Thirty days later, however, the School District complained that, among other things, the Osborn had failed to complete Court ordered discovery and failed to serve and file income and expenses statements pursuant to 22 NYCRR § 202.59(b)[FN9], the submission of which the Osborn claimed to be unnecessary since " With each Article 7 Petition from 1999 onward ( it had attached to each ) its Internal Revenue Service Form 990-PF not-for-profit-return...containing a Statement of Revenue and Expenses "[FN10].

22 NYCRR § 202.59 Applies

Somewhat belatedly the parties discovered that all tax assessment review proceedings in Counties outside of the City of New York are governed by 22 NYCRR § 202.59 which, among other things, requires petitioners to serve and file a " certified statement of income and expenses on the property for each tax year under review " [ 22 NYCRR § 202.59(b); see e.g., Matter of Pyramid Crossgates Company v. Board of Assessors, 302 A.D. 2d 826, 828, 756 N.Y.S. 2d. 2d 316 ( 3d Dept.

2003 ) ( " An income and expense statement is critical to valuating property under the income approach to value method...and is a condition precedent to investigating and auditing a [*3]petitioner's books and

records " ); May v. Assessor of the Town of Lancaster, 179 A.D. 2d 1006, 580 N.Y.S. 2d 910 ( 4th Dept. 1992 ); Matter of Rose Mount Vernon Corp. v. The Assessor Of The City of Mount Vernon, 1 Misc. 3d 809(A), 2003 WL 23112013 ( 2003 ) ] and gives respondents 60 days to request, and 120 days to complete, an audit " of the petitioner's books and records for the tax years under review "" for the purpose of substantiating petitioner's statement of income and expenses " [ 22 NYCRR 202.59(c); see Matter of Ames Department Stores, Inc. v. Assessor of the Town of Greenport, 276 A.D. 2d 890, 714 N.Y.S. 2d 363 ( 3d Dept. 2000 )
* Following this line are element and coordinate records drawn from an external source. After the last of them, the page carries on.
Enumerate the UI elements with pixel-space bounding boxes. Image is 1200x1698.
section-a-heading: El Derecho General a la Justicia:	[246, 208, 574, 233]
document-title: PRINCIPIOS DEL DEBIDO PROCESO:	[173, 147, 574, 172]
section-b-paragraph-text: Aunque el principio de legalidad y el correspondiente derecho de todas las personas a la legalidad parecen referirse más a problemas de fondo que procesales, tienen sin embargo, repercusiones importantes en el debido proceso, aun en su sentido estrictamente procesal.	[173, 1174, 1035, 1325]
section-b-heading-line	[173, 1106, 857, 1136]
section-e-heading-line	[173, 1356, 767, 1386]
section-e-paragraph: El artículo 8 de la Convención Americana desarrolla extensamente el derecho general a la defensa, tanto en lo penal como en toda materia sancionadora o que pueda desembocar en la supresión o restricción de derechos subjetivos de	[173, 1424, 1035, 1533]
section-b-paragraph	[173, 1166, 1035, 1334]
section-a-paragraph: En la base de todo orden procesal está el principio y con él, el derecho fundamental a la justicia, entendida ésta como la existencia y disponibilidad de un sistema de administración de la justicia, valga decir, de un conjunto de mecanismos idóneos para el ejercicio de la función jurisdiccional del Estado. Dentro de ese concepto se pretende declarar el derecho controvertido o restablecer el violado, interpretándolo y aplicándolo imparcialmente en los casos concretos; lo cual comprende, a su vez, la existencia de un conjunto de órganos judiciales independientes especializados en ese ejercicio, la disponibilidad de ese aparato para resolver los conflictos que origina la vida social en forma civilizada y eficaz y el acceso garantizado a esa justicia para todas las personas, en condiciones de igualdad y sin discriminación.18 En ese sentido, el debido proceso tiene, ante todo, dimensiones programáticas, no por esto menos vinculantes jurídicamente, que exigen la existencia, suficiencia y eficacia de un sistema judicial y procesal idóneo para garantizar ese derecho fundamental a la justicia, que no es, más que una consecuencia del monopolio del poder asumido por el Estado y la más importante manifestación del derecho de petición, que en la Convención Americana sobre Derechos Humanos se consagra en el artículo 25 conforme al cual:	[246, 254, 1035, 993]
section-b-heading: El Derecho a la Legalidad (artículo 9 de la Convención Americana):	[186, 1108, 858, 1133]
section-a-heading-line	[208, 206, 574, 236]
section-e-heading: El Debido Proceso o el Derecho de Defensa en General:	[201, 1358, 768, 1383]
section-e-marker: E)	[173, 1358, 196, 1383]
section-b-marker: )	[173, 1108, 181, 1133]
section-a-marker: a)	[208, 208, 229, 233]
( " This regulation is designed to afford the other party or parties adequate time to examine and test the accuracy of the facts contained in the statement, and ultimately utilized in the appraisal " ); Matter of Georgian Court Apartment Masis Parseghian v. Assessor of the Town of Orangetown, 182 A.D. 2d 978, 980, 582 N.Y.S. 2d 533 ( 3d Dept. 1992 )].

More Discovery Disputes

After a new Scheduling Order was issued on April 2, 2004, the Osborn filed its income and expenses statements pursuant to 22 NYCRR § 202.59(b) and the School District demanded [FN11] and commenced its 22 NYCRR § 202.59(c) audit [ " the § 202.59(c) audit " ] on June 1, 2004. From its inception the § 202.59(c) audit has generated additional disputes between the parties forcing this Court to micromanage nearly every aspect of the audit.

Initially, this Court addressed the School District's auditors' needs for access to numerous documents and adequate accommodations in which to conduct their audit [ e.g., The Osborn made available a room to a team of auditors which was " approximately 10 x 12 feet and does not have a telephone or copy machine. Until this morning, the air conditioning was not working "[FN12].